Back to evidence libraryPHC Evidence

Healthy Eating Guidelines & Weight Loss Advice for the UK

PHC Report2016
Key finding

PHC's founding flagship report argues that the UK's official dietary guidelines — from The Balance of Good Health through the Eatwell Plate to the 2016 Eatwell Guide — do not reflect the most up-to-date randomised controlled trial evidence, and that a 'Real Food Lifestyle' built around minimum intakes of essential fats and proteins is a safer and more effective approach for both general health and weight loss.

Supporting data

What the paper found

  • 01

    UK adult obesity prevalence around 25%; type 2 diabetes cases more than doubled since 1996.

  • 02

    Obesity and T2D cost the NHS £16 billion per year and the wider UK economy £47 billion per year.

  • 03

    2014 National Diet and Nutrition Survey: UK adults ate 383 calories/day below the recommended amount and at or below the 35% total-fat target — yet obesity and T2D continued to rise.

  • 04

    Synthesis of four meta-analyses (2008–2016) of RCTs showing low-carb diets produce greater weight loss and better cardiovascular risk profiles than low-fat diets.

  • 05

    Harvard/Lancet 2015 review of 53 RCTs, 68,128 participants: evidence does not support low-fat diets over other interventions for long-term weight loss.

  • 06

    Dr David Unwin's Southport practice saved ~£45,000/year on T2D drugs; scaled to 9,400 UK GP practices, potential savings over £400 million/year.

Full summary

About this paper

Published in May 2016, this was PHC's inaugural evidence report — the document that effectively announced the charity's mission to inform and implement healthier dietary decisions in the UK. Written under the direction of Sam Feltham and a clinical advisory board of GPs, a cardiologist, a dietitian, a psychiatrist and a clinical psychologist, it was drafted in direct response to Public Health England's then-new Eatwell Guide.

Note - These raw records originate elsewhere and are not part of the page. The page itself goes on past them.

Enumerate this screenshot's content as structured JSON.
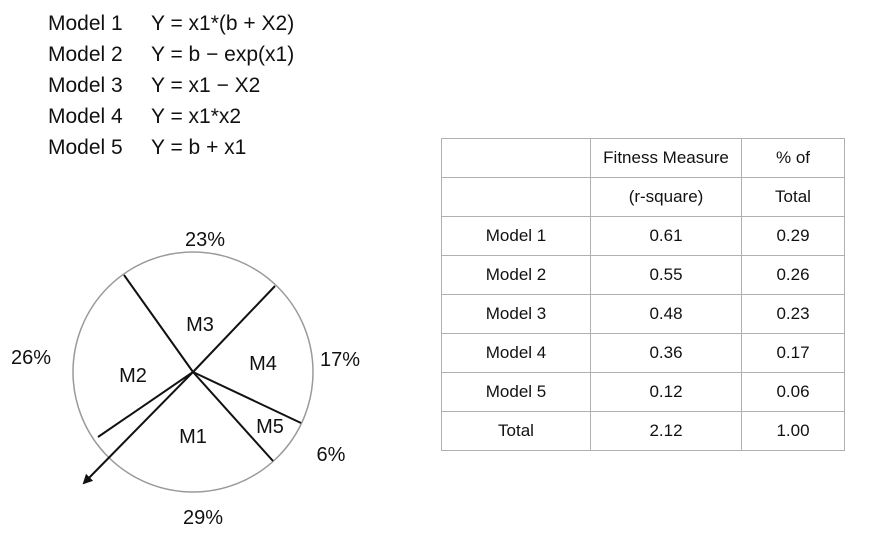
{
  "models": [
    {
      "name": "Model 1",
      "formula": "Y = x1*(b + X2)"
    },
    {
      "name": "Model 2",
      "formula": "Y = b − exp(x1)"
    },
    {
      "name": "Model 3",
      "formula": "Y = x1 − X2"
    },
    {
      "name": "Model 4",
      "formula": "Y = x1*x2"
    },
    {
      "name": "Model 5",
      "formula": "Y = b + x1"
    }
  ],
  "pie": {
    "slices": [
      {
        "label": "M1",
        "percent_label": "29%",
        "share": 0.29
      },
      {
        "label": "M2",
        "percent_label": "26%",
        "share": 0.26
      },
      {
        "label": "M3",
        "percent_label": "23%",
        "share": 0.23
      },
      {
        "label": "M4",
        "percent_label": "17%",
        "share": 0.17
      },
      {
        "label": "M5",
        "percent_label": "6%",
        "share": 0.06
      }
    ]
  },
  "table": {
    "header_row1": [
      "",
      "Fitness Measure",
      "% of"
    ],
    "header_row2": [
      "",
      "(r-square)",
      "Total"
    ],
    "rows": [
      [
        "Model 1",
        "0.61",
        "0.29"
      ],
      [
        "Model 2",
        "0.55",
        "0.26"
      ],
      [
        "Model 3",
        "0.48",
        "0.23"
      ],
      [
        "Model 4",
        "0.36",
        "0.17"
      ],
      [
        "Model 5",
        "0.12",
        "0.06"
      ],
      [
        "Total",
        "2.12",
        "1.00"
      ]
    ]
  }
}
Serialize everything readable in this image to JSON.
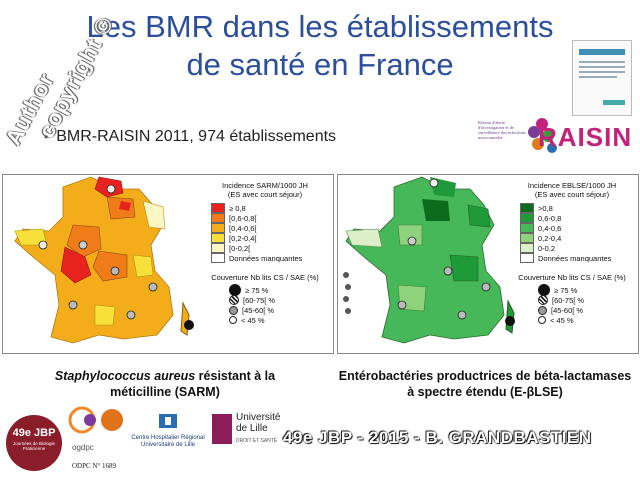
{
  "slide": {
    "title_line1": "Les BMR dans les établissements",
    "title_line2": "de santé en France",
    "watermark_line1": "Author",
    "watermark_line2": "copyright ©",
    "bullet": "BMR-RAISIN 2011, 974 établissements",
    "raisin_logo": "RAISIN",
    "raisin_small": "Réseau d'alerte d'investigation et de surveillance des infections nosocomiales",
    "footer_text": "49e JBP - 2015 - B. GRANDBASTIEN",
    "jbp_badge": "49e JBP",
    "jbp_sub": "Journées de Biologie Praticienne",
    "odpc": "ODPC N° 1689",
    "ogdpc": "ogdpc",
    "chru": "Centre Hospitalier Régional Universitaire de Lille",
    "univ": "Université de Lille",
    "univ_sub": "DROIT ET SANTÉ"
  },
  "map_left": {
    "legend_title1": "Incidence SARM/1000 JH",
    "legend_title2": "(ES avec court séjour)",
    "classes": [
      {
        "label": "≥ 0,8",
        "color": "#e8231f"
      },
      {
        "label": "[0,6-0,8[",
        "color": "#f07c19"
      },
      {
        "label": "[0,4-0,6[",
        "color": "#f3ad1b"
      },
      {
        "label": "[0,2-0,4[",
        "color": "#f7e03a"
      },
      {
        "label": "[0-0,2[",
        "color": "#fbf7c4"
      },
      {
        "label": "Données manquantes",
        "color": "#ffffff"
      }
    ],
    "coverage_title": "Couverture Nb lits CS / SAE (%)",
    "coverage": [
      "≥ 75 %",
      "[60-75[ %",
      "[45-60[ %",
      "< 45 %"
    ],
    "caption_italic": "Staphylococcus aureus",
    "caption_rest": " résistant à la",
    "caption_line2": "méticilline (SARM)"
  },
  "map_right": {
    "legend_title1": "Incidence EBLSE/1000 JH",
    "legend_title2": "(ES avec court séjour)",
    "classes": [
      {
        "label": ">0,8",
        "color": "#0d6b1e"
      },
      {
        "label": "0,6-0,8",
        "color": "#1f9a38"
      },
      {
        "label": "0,4-0,6",
        "color": "#47b85a"
      },
      {
        "label": "0,2-0,4",
        "color": "#8fd27d"
      },
      {
        "label": "0-0,2",
        "color": "#dcefc9"
      },
      {
        "label": "Données manquantes",
        "color": "#ffffff"
      }
    ],
    "coverage_title": "Couverture Nb lits CS / SAE (%)",
    "coverage": [
      "≥ 75 %",
      "[60-75[ %",
      "[45-60[ %",
      "< 45 %"
    ],
    "caption_line1": "Entérobactéries productrices de béta-lactamases",
    "caption_line2": "à spectre étendu (E-βLSE)"
  }
}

The report takes issue with the premise of current guidance. It argues that the Eatwell Guide is structurally biased toward starchy carbohydrates (potatoes, bread, rice, pasta), low-fat dairy and processed vegetable-oil spreads, while treating fat as a food group to be minimised. PHC contends this directly contradicts decades of RCT evidence on weight, glycaemia and cardiovascular risk.

The authors present a UK-specific paradox: the 2014 National Diet and Nutrition Survey shows the population broadly following official advice — eating 383 calories below recommended intake and below the 35% total-fat ceiling — yet obesity and type 2 diabetes keep climbing. PHC uses this gap to argue that the guidelines themselves, not public adherence, are the problem.

To support the case, the report reviews four meta-analyses (2008, 2012, 2013 and 2016) and the Harvard-led 2015 Lancet review covering 53 RCTs and 68,128 participants. Each concludes that ad-libitum low-carbohydrate, higher-fat eating produces at least as much — usually more — weight loss than calorie-restricted low-fat diets, with favourable changes in triglycerides and HDL.

In place of the Eatwell Guide, PHC proposes 'The Real Food Lifestyle': minimum intakes of essential nutrients (protein at 1 g per kg bodyweight per day, fat providing at least 25% of calories, following the BMA's original 1950 recommendation), no upper limits on real-food fat, carbohydrates treated as non-essential but permitted from whole-food sources, and a parallel 'Real Food Lifestyle for Weight Loss' that caps carbs at under 130 g/day (or under 50 g/day for non-responders).

The report also spotlights Dr David Unwin's Southport practice as a real-world proof of concept: annual practice savings of £45,000 on diabetes drugs, with extrapolated national savings over £400 million/year. It closes with a call for the NHS to adopt low-carbohydrate eating as an officially recommended option.